The GNU C Library project is a consensus-based community-driven project.

The following is a nonexhaustive list of items which have community consensus.

1. Trivial Bug-Fix Changes

2. Machine Changes

3. Other Changes

4. Bad Changes

The source tree should always build and the testsuite should not regress without a clear reason posted to libc-alpha. If the build always works, and the testsuite is in a known good state, then the source is ready for any developers to commit changes. There is never any confusion about who or what patch regressed the testsuite, and bugs can be bisected because the source is always in a buildable state (or as close as possible).

Note that the libm tests (test-float, test-double, test-ldoubl, test-ifloat, test-idouble, test-ildoubl) test also the accuracy of routines and any new test might fail until the ulp files libm-test-ulps for that architecture is updated (see math/README.libm-tests). Note that unduly large ulps should not get added, these point to problems. So, for these routines, it's expected that the architecture files gets updated (after reviewing the change) as obvious.

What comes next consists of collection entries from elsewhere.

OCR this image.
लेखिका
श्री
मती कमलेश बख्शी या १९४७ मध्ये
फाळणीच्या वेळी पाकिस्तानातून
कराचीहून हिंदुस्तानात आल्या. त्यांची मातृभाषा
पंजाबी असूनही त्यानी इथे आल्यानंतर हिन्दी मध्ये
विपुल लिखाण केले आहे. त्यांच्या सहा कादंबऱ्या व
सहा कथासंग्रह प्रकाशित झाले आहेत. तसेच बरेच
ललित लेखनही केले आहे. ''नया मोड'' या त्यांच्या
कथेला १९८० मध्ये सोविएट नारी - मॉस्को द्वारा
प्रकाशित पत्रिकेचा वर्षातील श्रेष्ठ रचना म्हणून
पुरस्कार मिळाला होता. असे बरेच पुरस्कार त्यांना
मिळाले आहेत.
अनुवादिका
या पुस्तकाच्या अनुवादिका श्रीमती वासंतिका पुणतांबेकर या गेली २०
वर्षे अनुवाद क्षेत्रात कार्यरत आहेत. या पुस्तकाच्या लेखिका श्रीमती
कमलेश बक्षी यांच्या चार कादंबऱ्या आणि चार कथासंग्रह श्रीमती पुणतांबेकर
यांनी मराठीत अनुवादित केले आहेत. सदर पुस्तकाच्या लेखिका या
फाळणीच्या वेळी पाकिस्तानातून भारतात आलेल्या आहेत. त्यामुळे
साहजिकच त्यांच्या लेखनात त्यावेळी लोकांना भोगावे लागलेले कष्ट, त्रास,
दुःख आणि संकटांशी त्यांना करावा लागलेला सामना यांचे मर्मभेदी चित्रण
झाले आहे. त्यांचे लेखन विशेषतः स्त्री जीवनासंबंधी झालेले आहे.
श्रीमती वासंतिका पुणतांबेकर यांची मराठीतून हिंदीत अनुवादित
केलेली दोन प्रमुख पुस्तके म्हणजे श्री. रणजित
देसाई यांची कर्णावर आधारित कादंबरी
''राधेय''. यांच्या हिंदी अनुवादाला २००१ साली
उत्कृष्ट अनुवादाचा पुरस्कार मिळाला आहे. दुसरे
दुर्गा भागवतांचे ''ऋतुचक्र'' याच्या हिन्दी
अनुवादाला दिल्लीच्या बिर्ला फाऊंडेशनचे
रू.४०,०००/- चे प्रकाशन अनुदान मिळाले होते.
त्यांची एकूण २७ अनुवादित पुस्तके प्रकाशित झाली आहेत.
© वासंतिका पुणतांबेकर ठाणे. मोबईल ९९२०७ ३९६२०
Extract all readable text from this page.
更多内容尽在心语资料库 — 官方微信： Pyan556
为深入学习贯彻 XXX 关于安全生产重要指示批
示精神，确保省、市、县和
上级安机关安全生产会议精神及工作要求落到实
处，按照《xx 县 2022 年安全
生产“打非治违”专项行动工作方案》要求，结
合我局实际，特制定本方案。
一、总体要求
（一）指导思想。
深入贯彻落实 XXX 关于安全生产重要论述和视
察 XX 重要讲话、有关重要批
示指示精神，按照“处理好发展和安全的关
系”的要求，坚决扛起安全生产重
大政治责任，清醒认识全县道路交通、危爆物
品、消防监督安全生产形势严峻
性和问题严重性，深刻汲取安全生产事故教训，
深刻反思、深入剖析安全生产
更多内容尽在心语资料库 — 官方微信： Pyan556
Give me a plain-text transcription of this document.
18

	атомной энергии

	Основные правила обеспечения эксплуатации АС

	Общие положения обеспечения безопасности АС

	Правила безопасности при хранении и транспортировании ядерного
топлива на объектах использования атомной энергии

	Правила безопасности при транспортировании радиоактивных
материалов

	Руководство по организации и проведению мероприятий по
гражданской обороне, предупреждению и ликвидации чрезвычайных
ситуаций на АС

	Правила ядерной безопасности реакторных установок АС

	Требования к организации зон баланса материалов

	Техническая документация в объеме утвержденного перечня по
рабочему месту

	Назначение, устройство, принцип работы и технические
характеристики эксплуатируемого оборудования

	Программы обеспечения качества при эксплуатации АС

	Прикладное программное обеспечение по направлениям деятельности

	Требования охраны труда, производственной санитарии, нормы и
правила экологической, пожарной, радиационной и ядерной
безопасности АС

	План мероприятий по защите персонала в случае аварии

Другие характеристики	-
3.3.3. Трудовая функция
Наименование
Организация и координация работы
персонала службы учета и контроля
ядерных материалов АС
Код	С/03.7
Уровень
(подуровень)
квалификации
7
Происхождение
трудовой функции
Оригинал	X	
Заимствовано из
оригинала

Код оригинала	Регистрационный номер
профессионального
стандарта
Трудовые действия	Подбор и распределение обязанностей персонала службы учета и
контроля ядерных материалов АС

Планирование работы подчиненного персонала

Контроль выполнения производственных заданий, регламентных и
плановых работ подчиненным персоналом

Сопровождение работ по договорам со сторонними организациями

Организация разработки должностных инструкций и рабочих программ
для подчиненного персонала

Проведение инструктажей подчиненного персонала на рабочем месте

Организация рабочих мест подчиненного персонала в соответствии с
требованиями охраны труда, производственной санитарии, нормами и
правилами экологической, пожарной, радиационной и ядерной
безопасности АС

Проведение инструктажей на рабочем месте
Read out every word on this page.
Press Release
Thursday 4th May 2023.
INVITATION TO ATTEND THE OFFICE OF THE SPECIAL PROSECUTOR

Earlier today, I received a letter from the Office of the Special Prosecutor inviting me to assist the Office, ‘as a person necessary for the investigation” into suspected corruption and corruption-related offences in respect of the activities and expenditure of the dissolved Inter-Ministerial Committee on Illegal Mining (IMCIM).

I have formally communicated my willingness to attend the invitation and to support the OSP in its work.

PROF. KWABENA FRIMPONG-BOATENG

5. Best Practice for Larger Changes

For doing larger changes, especially if those involve several architectures that the main author cannot test, the following work flow should be done:

  1. Create a branch and push it to the public glibc git repository as a personal branch.
  2. Test it on at least one architecture.
  3. Ask on the libc-alpha mailing list for review and testing by other parties. Give architecture maintainers enough time for this (an explicit deadline with 5 days should be ok)
  4. Merge the branch after getting reviews, additional tests - and no test failures.